I will have to write another post entirely about those exams, but to give you a flavor, the difficulty of six consecutive eight-hour exams is less the physical stamina component and more the psychological endurance – exam period took place over the last three weeks, and I was a nervous wreck by the end of it. It was two exams per week. Which was good because I had the chance to study for the coming week in the off time, but bad because of the sense of overwhelming anxiety and dread. We had six weeks after lectures had finished to gather and hold the entirety of the course in our heads, and then brain dump 4,500 words about three chosen questions for each subject in one frenetic scribble. I am exhausted. But very relieved it's over. Grades are out in a month. Grades here are very fake – in descending order you can get a 1st, a 2:1, a 2:2, or a 3rd (a bare pass). A fail is below 45%, and a distinction is above 70%. But whatever. That's a problem for another time.


  1. Do you really need further explanation?
  2. They're called Jawas. Of course I know what they're called. I know this because Jari and I collected Star Wars cards from Bosco's on Spenard and never once learned how to play.3 Jari won the lottery drew Yoda as a rare pull from a booster pack and I always expected that I'd get Darth Vader because, well, it wouldn't be fair otherwise, and of course I never did. But I did get a lot of Jawas.
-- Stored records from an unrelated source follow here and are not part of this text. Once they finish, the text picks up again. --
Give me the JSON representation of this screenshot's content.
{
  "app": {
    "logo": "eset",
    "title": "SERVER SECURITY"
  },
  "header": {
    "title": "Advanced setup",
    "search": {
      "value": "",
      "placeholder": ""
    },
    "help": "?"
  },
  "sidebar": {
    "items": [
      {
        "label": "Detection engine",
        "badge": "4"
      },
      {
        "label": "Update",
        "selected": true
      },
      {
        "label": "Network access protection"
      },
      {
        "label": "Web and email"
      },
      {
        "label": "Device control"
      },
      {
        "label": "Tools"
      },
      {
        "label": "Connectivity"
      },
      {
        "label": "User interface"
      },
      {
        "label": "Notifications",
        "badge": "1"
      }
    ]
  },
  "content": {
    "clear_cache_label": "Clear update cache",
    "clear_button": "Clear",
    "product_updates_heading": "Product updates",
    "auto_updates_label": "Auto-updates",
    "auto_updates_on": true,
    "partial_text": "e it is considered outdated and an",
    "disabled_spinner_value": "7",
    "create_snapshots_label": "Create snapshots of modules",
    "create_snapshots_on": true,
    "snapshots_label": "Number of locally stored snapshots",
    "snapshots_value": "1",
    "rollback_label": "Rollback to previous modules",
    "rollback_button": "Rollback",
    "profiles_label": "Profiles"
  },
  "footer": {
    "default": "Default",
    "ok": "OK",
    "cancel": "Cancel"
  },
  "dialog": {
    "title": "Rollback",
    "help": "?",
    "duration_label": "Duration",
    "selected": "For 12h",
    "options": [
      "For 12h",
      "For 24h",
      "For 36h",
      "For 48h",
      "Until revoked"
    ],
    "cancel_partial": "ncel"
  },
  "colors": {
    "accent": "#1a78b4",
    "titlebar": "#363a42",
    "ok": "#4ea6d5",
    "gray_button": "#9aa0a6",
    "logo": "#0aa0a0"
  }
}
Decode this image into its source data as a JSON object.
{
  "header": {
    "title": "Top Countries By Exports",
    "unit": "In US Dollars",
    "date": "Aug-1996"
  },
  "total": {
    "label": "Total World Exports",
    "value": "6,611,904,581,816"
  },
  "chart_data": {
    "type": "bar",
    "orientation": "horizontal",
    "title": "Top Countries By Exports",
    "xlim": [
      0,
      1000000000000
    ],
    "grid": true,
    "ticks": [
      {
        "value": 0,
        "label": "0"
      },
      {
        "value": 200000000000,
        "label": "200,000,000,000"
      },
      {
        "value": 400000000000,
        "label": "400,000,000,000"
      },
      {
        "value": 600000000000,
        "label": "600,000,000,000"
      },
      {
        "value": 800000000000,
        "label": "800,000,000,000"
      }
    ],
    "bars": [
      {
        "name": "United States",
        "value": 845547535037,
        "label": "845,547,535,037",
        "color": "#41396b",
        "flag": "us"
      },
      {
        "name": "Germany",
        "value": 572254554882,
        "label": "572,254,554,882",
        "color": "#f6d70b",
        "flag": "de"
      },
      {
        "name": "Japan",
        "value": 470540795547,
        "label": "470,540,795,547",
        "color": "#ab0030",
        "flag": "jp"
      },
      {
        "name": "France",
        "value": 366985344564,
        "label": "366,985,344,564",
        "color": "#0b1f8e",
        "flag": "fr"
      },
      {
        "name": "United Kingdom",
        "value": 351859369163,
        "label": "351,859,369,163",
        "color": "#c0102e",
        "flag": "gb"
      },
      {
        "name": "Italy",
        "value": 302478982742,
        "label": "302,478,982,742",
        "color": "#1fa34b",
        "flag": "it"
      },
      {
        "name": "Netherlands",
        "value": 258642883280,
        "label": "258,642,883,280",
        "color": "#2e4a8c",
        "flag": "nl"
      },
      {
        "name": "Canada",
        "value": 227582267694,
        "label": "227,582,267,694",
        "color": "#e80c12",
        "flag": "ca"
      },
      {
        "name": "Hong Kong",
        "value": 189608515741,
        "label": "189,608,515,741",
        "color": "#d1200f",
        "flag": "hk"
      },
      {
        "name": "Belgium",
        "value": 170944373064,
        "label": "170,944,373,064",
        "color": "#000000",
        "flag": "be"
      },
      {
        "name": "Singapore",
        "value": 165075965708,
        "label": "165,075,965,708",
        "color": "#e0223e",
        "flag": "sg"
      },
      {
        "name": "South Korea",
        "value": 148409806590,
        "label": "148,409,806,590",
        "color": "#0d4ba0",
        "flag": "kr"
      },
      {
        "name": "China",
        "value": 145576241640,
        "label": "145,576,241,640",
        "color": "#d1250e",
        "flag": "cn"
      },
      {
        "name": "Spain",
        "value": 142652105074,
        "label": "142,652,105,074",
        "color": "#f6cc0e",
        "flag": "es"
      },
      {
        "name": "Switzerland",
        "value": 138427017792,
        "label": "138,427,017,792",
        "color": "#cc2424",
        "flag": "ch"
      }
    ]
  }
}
  3. Never learned how to correctly play Warhammer either, but it did involve spending hundreds and hundreds of dollars on tiny figurines, glueing our fingers together, painting them obsessively, and then rolling ten million dice. Warhammer was a fixture of our childhoods. It is also the only thing keeping the British economy afloat, alongside the indie video gaming industry. The only time we ever tried to actually play, we went to Bosco's on a Saturday and spent a few hours around extremely bad-smelling teenagers taking ages to push little regiments of warriors around a big table. It was beyond boring. I much preferred the painting and reading about the lore. But I did like rolling ten million tiny dice over and over again.